Right now, the DIY biology community’s greatest asset is its enthusiasm. We’re not at the point yet where we’re likely to see major scientific contributions come from neighborhood labs, even those as sophisticated and well stocked as BioCurious’. What we have seen is amazing biological research accomplished by leveraging crowd sourcing. As the cost of equipment comes down and the power of retail grade computer processing continues to grow exponentially, groups like BioCurious will be able to accomplish ever more sophisticated science. At that point, researchers may be wise enough to harness this better equipped crowd as a full partner in the scientific journey.
In order to get to that point in the development of DIY power, the biohacking community is going to need to grow by considerable bounds both in size and budget.
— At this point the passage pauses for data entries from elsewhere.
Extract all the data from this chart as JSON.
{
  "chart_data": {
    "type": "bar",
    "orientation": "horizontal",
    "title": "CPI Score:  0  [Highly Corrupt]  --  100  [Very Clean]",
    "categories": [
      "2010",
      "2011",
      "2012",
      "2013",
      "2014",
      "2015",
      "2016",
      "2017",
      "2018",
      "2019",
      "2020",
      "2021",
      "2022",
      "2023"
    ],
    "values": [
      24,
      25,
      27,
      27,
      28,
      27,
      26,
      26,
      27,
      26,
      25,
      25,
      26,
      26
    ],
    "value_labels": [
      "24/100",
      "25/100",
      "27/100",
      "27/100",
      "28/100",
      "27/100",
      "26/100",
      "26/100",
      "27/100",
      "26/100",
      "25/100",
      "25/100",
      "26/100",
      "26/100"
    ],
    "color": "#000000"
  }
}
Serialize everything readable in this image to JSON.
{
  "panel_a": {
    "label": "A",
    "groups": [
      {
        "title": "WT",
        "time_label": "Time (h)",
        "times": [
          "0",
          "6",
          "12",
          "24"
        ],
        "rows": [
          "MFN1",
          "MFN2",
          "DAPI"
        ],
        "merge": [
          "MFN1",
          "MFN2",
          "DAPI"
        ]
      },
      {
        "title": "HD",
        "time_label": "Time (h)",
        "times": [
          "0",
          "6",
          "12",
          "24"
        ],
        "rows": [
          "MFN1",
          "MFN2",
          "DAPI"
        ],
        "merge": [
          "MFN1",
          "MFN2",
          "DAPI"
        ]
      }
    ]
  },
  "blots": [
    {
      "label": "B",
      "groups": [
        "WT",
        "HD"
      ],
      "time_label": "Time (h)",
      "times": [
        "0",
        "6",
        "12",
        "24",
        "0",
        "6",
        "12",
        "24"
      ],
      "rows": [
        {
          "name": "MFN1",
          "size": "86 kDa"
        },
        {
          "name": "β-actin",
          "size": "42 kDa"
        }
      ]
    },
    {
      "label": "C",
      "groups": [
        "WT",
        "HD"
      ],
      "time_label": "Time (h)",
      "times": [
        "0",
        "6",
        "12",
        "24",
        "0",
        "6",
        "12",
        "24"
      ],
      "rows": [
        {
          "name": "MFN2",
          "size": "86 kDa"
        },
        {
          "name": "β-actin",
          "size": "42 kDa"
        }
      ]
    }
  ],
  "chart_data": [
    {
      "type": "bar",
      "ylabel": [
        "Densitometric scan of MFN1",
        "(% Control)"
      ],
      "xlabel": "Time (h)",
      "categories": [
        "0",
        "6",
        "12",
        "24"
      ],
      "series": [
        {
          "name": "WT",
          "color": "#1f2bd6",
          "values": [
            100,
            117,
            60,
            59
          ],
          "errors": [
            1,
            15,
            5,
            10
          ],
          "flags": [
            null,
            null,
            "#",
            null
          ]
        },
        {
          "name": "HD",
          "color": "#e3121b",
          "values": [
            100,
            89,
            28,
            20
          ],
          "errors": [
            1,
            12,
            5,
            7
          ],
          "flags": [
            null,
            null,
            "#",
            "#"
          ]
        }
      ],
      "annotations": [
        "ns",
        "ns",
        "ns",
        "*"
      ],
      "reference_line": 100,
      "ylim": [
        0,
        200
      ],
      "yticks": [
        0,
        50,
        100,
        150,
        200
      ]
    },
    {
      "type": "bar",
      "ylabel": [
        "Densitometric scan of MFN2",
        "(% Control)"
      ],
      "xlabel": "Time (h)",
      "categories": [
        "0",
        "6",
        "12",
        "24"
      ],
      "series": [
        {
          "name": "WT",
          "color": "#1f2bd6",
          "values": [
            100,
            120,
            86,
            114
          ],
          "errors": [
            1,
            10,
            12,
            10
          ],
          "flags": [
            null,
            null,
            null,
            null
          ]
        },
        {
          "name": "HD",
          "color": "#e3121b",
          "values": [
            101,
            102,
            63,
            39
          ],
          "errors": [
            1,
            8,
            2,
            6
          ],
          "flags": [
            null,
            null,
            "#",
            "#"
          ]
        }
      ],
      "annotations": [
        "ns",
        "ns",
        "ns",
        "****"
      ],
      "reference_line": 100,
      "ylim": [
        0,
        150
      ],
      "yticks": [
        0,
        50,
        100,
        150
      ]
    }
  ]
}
I think BioCurious is a perfect example of how that growth can be enabled by a few pioneers with the vision to bring people together in the name of fun and science. A heartfelt pile of kudos to Eri Gentry, Kristina Hathaway, Josh Perfetto, Raymond McCauley, Joseph Jackson, Tito Jankowski, and all the other great people who have brought BioCurious so far. With any luck, laboratories and communities like this one will continue to crop up all over the globe and bring DIY biohacking to the masses. If you’re in the San Francisco Bay Area take some time to check them out. You can stop by for free, and you never know…you might just discover you’re more BioCurious than you think.